Lastly, effective cyber resilience involves regular testing and reviews to ensure that plans remain effective as the organization and its threat environment change. This could involve simulated attacks to test responses, regular audits of systems, controls, and processes, and updates to cyber resilience plans based on the results of such assessments.
How to strengthen cyber resilience? Best practices and solutions
1. Routine security audits
Regularly scheduled audits are crucial to uncovering potential vulnerabilities before malicious actors can exploit them. They provide an overview of the existing security architecture, helping to find any weak points and make necessary improvements.
2. Regular system updates
Organizations must commit to regular updates of all software, hardware, and operating systems to stay protected against the latest known threats. Delaying updates can lay systems bare to potential cyber attacks and breaches.
3. Data backup
Regular data backups are paramount to building a cyber resilient business. They should be automated and stored off-site or on a secure cloud platform. In the event of a breach, backups can minimize data loss and help restore mission-critical functions more quickly.

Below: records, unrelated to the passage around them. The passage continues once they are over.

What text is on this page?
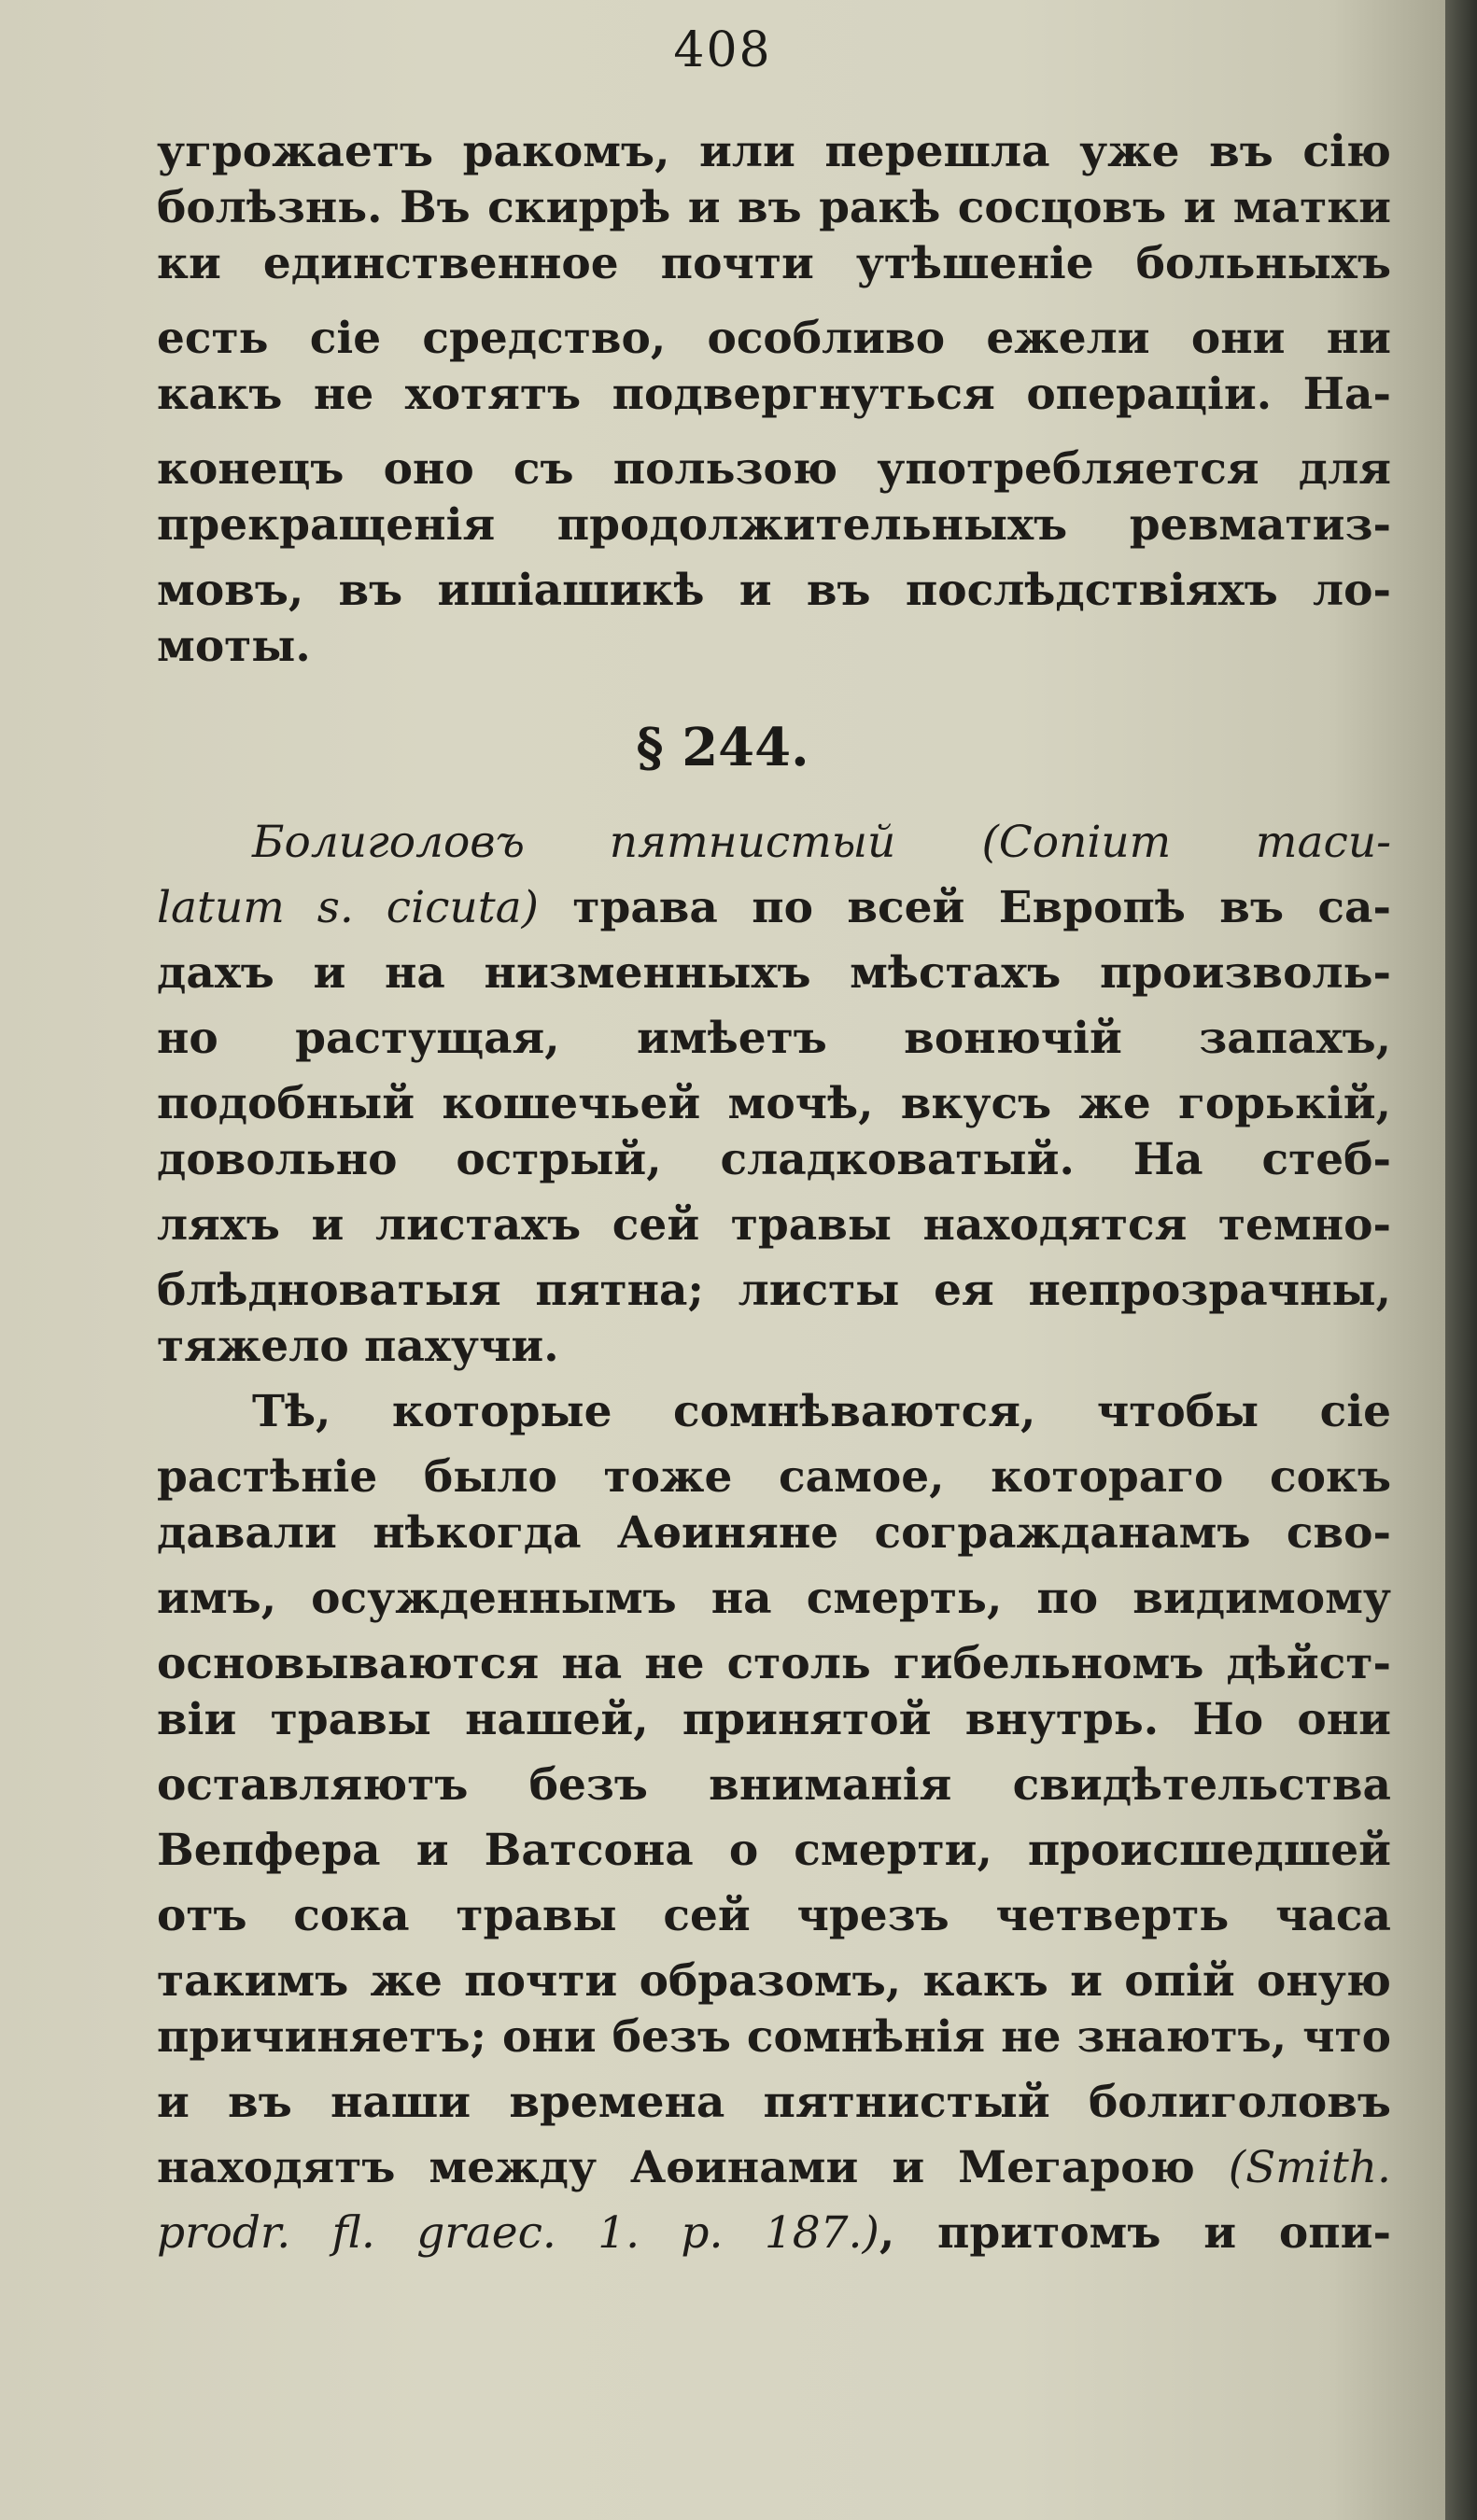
408
угрожаетъ ракомъ, или перешла уже въ сію
болѣзнь. Въ скиррѣ и въ ракѣ сосцовъ и матки
ки единственное почти утѣшеніе больныхъ
есть сіе средство, особливо ежели они ни
какъ не хотятъ подвергнуться операціи. На-
конецъ оно съ пользою употребляется для
прекращенія продолжительныхъ ревматиз-
мовъ, въ ишіашикѣ и въ послѣдствіяхъ ло-
моты.
§ 244.
Болиголовъ пятнистый (Conium macu-
latum s. cicuta) трава по всей Европѣ въ са-
дахъ и на низменныхъ мѣстахъ произволь-
но растущая, имѣетъ вонючій запахъ,
подобный кошечьей мочѣ, вкусъ же горькій,
довольно острый, сладковатый. На стеб-
ляхъ и листахъ сей травы находятся темно-
блѣдноватыя пятна; листы ея непрозрачны,
тяжело пахучи.
Тѣ, которые сомнѣваются, чтобы сіе
растѣніе было тоже самое, котораго сокъ
давали нѣкогда Аѳиняне согражданамъ сво-
имъ, осужденнымъ на смерть, по видимому
основываются на не столь гибельномъ дѣйст-
віи травы нашей, принятой внутрь. Но они
оставляютъ безъ вниманія свидѣтельства
Вепфера и Ватсона о смерти, происшедшей
отъ сока травы сей чрезъ четверть часа
такимъ же почти образомъ, какъ и опій оную
причиняетъ; они безъ сомнѣнія не знаютъ, что
и въ наши времена пятнистый болиголовъ
находятъ между Аѳинами и Мегарою (Smith.
prodr. fl. graec. 1. p. 187.), притомъ и опи-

4. Secure password practices
Implement secure password policies, including the use of complex passwords, frequent changes, and multi-factor authentication, one of the most effective methods of protection against password compromise and unauthorized access to enterprise systems.
5. Threat intelligences
Use threat intelligence services to stay in the know about the latest attack vectors. Such services provide real-time updates about potential threats, indicators of compromise, threat actor attribution and campaigns, allowing businesses to preemptively protect their systems.
6. Employee training
Employees can be a weak link in cybersecurity, so ensuring they are aware of potential risks and understand the role they play in maintaining cyber resilience is key. Training should be regularly updated to keep pace with evolving threats, such as social engineering attacks.
7. End-to-end encryption
Protect sensitive data with encryption, both at rest and in transit. Even better, end-to-end encryption, which encodes messages before they’re sent and decodes them only after arriving at a recipient’s device. This means that no one in the middle can read or modify them.